Ce propos et cette œuvre, tout empreints de la forte personnalité de Maurice Allefresde, ne sont pas, contrairement à l'impression première, déconnectés de la vie universitaire. Tout d'abord, l'enseignement de Maurice Allefresde a été voué, pour l'essentiel, à la formation d'animateurs et formateurs en milieu rural. Il a fallu ensuite, toute l'autorité de l'universitaire chevronné pour faire avancer des dossiers, convaincre des élus ou des administrateurs, se poser en interlocuteur valable auprès des commissaires européens. Surtout, l'orateur enthousiaste doublé d'un sens du débat affiné par la pratique, a porté la bonne parole dans de multiples stages, congrès, séminaires qui ont permis la diffusion de ses méthodes d'intervention.
La recherche-action
Il est vrai que si toutes ces actions ont été menées dans le cadre d'une carrière universitaire, pour autant l'Université n'a pas pleinement adhéré à une pratique qui introduisait dans le sein de l'Alma mater, des acteurs qui n'étaient pas toujours issus du sérail, pratique qui passait en outre par de longs jours d'enquêtes ou de formation qui s'inscrivaient mal dans la routine des cours sagement professés à des heures et selon un calendrier bien définis. Cela n'a pas empêché Maurice Allefresde de s'adresser aux universitaires et plus particulièrement aux géographes, afin de les engager dans les voies de ce que l'on peut appeler la recherche-action. En témoignent de multiples interventions comme celle de Limoges en 1989 ou celle de Dijon en 1994 et enfin celle du Festival de Géographie de Saint-Dié. Il s'y ajoute de nombreux écrits théoriques de valeur sur la notion de région périphérique ou les concepts de l'éducation permanente. Mais tous ces écrits ont été publiés soit par des revues que l'Université ignore, soit dans le cadre de colloques non universitaires, soit enfin dans des rapports administratifs. Ajoutons que l'attention que les universitaires portent généralement à la conservation et à la diffusion de leurs écrits lui était parfaitement étrangère, tant lui étaient étrangers les principes de l'archivistique : une fois telle ou telle opération menée à bien, les précieux actes qui eussent permis d'en conserver la mémoire étaient purement et simplement oubliés, si ce n'est mis à la corbeille.

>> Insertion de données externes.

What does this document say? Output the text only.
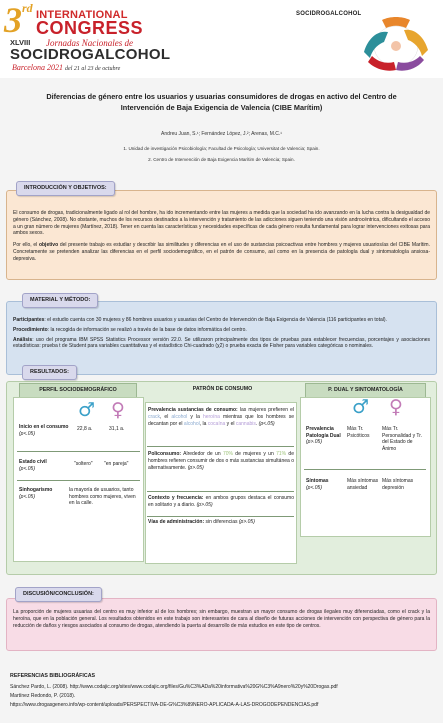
3rd INTERNATIONAL
CONGRESS
XLVIII Jornadas Nacionales de
SOCIDROGALCOHOL
Barcelona 2021 del 21 al 23 de octubre
SOCIDROGALCOHOL
Diferencias de género entre los usuarios y usuarias consumidores de drogas en activo del Centro de Intervención de Baja Exigencia de Valencia (CIBE Marítim)
Andreu Juan, S.¹; Fernández López, J.²; Arenas, M.C.¹
1. Unidad de investigación Psicobiología; Facultad de Psicología; Universitat de Valencia; Spain.
2. Centro de Intervención de Baja Exigencia Marítim de Valencia; Spain.

El consumo de drogas, tradicionalmente ligado al rol del hombre, ha ido incrementando entre las mujeres a medida que la sociedad ha ido avanzando en la lucha contra la desigualdad de género (Sánchez, 2008). No obstante, muchos de los recursos destinados a la intervención y tratamiento de las adicciones siguen teniendo una visión androcéntrica, dificultando el acceso a un gran número de mujeres (Martínez, 2018). Tener en cuenta las características y necesidades específicas de cada género resulta fundamental para lograr intervenciones exitosas para ambos sexos.

Por ello, el objetivo del presente trabajo es estudiar y describir las similitudes y diferencias en el uso de sustancias psicoactivas entre hombres y mujeres usuarios/as del CIBE Marítim. Concretamente se pretenden analizar las diferencias en el perfil sociodemográfico, en el patrón de consumo, así como en la presencia de patología dual y sintomatología ansiosa-depresiva.

INTRODUCCIÓN Y OBJETIVOS:

Participantes: el estudio cuenta con 30 mujeres y 86 hombres usuarios y usuarias del Centro de Intervención de Baja Exigencia de Valencia (116 participantes en total).

Procedimiento: la recogida de información se realizó a través de la base de datos informática del centro.

Análisis: uso del programa IBM SPSS Statistics Processor versión 22.0. Se utilizaron principalmente dos tipos de pruebas para establecer frecuencias, porcentajes y asociaciones estadísticas: prueba t de Student para variables cuantitativas y el estadístico Chi-cuadrado (χ2) o prueba exacta de Fisher para variables categóricas o nominales.

MATERIAL Y MÉTODO:
RESULTADOS:
PERFIL SOCIODEMOGRÁFICO
♂ ♀
Inicio en el consumo
(p<.05)
22,8 a.	31,1 a.
Estado civil
(p<.05)
"soltero" "en pareja"
Sinhogarismo
(p<.05)
la mayoría de usuarios, tanto hombres como mujeres, viven en la calle.
PATRÓN DE CONSUMO
Prevalencia sustancias de consumo: las mujeres prefieren el crack, el alcohol y la heroína mientras que los hombres se decantan por el alcohol, la cocaína y el cannabis. (p<.05)
Policonsumo: Alrededor de un 70% de mujeres y un 71% de hombres refieren consumir de dos o más sustancias simultánea o alternativamente. (p>.05)
Contexto y frecuencia: en ambos grupos destaca el consumo en solitario y a diario. (p>.05)
Vías de administración: sin diferencias (p>.05)
P. DUAL Y SINTOMATOLOGÍA
♂ ♀
Prevalencia Patología Dual
(p>.05)
Más Tr. Psicóticos
Más Tr. Personalidad y Tr. del Estado de Ánimo
Síntomas
(p<.05)
Más síntomas ansiedad
Más síntomas depresión

La proporción de mujeres usuarias del centro es muy inferior al de los hombres; sin embargo, muestran un mayor consumo de drogas ilegales muy diferenciadas, como el crack y la heroína, que en la población general. Los resultados obtenidos en este trabajo son interesantes de cara al diseño de futuras acciones de intervención con perspectiva de género para la reducción de daños y riesgos asociados al consumo de drogas, atendiendo la puerta al desarrollo de más estudios en este tipo de centros.

DISCUSIÓN/CONCLUSIÓN:
REFERENCIAS BIBLIOGRÁFICAS
Sánchez Pardo, L. (2008). http://www.codajic.org/sites/www.codajic.org/files/Gu%C3%ADa%20informativa%20G%C3%A9nero%20y%20Drogas.pdf
Martínez Redondo, P. (2018).
https://www.drogasgenero.info/wp-content/uploads/PERSPECTIVA-DE-G%C3%89NERO-APLICADA-A-LAS-DROGODEPENDENCIAS.pdf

Ceux de ses écrits qui ont pu être sauvés constituent au final, un corps de doctrine fortement charpenté et sous-tendu par une idée- force : la Géographie est action, le reste n'est que littérature. De là une ligne de conduite qui passait par la formation-développement mais aussi par l'engagement civique. En témoigne son activité en tant que maire de la petite commune ardéchoise de Prunet. En témoigne également son dernier engagement dans la mise en place des structures d'intercommunalité de l'Ardèche, tâche interrompue par son décès brutal : tout est parti de l'Ardèche et tout y est revenu. Que ses cendres y reposent en paix.
Maurice Allefresde est décédé le 26 aoüt 2002.
Sources
- Maurice Allefresde par Jacques Bethemont, In Géocarrefour Vol. 77 n°2, 2002 pages 215-216
- Maurice Allefresde, La passion des hommes, des territoires et de leur développement, par Patrick Senault, membre du bureau du GREP (Groupe pour l'éducation et la prospective), octobre 2002.